Touching V4-Pro on a personal rig is not realistic. The fastest path is the official DeepSeek API or chat.deepseek.com.

V4-Flash (284B / 13B active)

This one lands around 140–160GB with FP4-heavy placement.
Once third-party Q4-equivalent quantizations land on Hugging Face, that number can come down further.

  • RTX 5090 32GB alone: nowhere near fits in VRAM. CPU offload is mandatory, with non-active experts pushed out to DDR5 192GB-class system memory. Whether it runs at usable speed is doubtful
  • Mac Studio M3 Ultra 512GB: one of the few personal-tier setups that can hold the full model in unified memory. With 13B active in an MoE, single-digit tok/s should be reachable
  • 2–3x H100 80GB: tensor-parallel layout works, but the power, noise, and heat are not home-friendly

Even with FLOPs down to 27%, expanding a full 1M context into KV cache eats memory steadily.
For personal rigs, the safer path is to verify stability at 128K–256K first and only then stretch the context out.

What about my own setup

Mapping this onto the machines I actually own.

  • V4-Pro: out of the question.

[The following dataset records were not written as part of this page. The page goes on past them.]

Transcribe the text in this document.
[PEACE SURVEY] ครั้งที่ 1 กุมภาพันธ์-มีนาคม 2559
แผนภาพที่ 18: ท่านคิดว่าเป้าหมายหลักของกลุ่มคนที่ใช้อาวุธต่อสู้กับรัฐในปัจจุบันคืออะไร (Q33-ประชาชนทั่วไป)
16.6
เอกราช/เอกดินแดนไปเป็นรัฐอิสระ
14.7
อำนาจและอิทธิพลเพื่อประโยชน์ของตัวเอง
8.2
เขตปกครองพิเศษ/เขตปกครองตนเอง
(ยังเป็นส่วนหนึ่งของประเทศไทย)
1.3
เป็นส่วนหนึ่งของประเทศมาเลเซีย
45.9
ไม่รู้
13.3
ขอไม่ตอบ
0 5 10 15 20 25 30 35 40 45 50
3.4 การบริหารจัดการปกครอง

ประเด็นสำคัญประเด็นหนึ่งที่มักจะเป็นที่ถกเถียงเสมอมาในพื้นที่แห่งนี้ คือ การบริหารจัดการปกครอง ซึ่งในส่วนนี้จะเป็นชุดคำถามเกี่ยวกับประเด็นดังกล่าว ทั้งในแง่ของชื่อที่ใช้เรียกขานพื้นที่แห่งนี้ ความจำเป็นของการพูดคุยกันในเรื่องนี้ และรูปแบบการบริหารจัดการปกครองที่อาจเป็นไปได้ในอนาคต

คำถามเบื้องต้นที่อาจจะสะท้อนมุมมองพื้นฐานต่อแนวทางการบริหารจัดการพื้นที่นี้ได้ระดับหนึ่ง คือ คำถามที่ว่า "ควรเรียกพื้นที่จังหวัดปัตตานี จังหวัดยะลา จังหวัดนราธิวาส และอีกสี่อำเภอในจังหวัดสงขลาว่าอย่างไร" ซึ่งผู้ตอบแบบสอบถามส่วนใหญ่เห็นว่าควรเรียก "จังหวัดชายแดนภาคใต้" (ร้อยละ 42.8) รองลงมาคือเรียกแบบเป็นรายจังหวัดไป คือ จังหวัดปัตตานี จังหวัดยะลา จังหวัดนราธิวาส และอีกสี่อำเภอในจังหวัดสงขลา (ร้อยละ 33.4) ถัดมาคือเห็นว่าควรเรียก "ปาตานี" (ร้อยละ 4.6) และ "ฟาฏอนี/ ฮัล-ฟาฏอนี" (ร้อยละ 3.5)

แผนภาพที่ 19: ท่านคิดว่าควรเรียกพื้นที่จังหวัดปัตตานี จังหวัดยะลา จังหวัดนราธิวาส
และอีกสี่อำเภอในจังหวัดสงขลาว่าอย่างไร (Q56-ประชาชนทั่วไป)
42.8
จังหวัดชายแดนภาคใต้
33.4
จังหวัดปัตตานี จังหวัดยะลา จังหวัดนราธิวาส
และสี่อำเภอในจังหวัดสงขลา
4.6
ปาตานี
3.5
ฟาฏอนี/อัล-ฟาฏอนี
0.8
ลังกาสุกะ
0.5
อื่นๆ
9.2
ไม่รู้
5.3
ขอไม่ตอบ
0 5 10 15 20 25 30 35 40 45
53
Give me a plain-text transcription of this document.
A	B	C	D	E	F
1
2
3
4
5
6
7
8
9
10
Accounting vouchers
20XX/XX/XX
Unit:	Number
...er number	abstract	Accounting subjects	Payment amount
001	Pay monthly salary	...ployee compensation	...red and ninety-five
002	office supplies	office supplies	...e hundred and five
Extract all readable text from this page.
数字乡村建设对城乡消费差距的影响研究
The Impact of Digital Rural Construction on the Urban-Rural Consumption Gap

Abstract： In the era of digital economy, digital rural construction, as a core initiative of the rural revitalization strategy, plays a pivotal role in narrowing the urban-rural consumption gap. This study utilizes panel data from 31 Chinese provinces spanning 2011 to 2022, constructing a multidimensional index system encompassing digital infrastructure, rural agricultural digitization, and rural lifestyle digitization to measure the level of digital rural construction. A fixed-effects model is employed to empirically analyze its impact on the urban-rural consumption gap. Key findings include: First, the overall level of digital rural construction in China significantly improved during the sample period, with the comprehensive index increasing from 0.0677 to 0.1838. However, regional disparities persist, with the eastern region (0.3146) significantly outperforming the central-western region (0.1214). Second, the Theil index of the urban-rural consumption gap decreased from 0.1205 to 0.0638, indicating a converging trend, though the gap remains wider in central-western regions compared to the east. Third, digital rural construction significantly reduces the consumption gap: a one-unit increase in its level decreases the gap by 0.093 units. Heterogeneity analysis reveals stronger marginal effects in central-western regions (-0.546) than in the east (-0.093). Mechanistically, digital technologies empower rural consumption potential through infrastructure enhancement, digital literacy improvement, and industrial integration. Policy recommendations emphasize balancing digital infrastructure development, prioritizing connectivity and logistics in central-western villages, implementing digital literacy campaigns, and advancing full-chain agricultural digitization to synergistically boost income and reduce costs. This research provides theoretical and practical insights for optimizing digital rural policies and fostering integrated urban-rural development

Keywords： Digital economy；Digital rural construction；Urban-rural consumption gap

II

Even at FP4+FP8, the 1.6T weights are effectively 800GB–1TB-class, which a 512GB unified memory cannot hold. The only options are chat.deepseek.com or the official API
  • V4-Flash: about 140–160GB with FP4-heavy placement. A Mac Studio M3 Ultra 512GB-class machine could load it at original size, but my single RTX-class GPU can’t. CPU offload is rough, too—MoE expert routing flips constantly, which jams up PCIe bandwidth, so practical speed is harsh
  • Wait for quantization: for personal-hardware folks, the realistic first step is waiting for Unsloth / MLX / GGUF crews to push Q4 / Q3 builds
  • 1M operation: KV cache starts to dominate, so even with FP4 weights loaded, easing in from a 128K context is safer than going straight to 1M

A pragmatic sequence: check behavior on chat.deepseek.com → test thinking_mode switching via API → run locally once a quantized build appears.
There’s not much point in trying to drag down the original-size weights for personal use.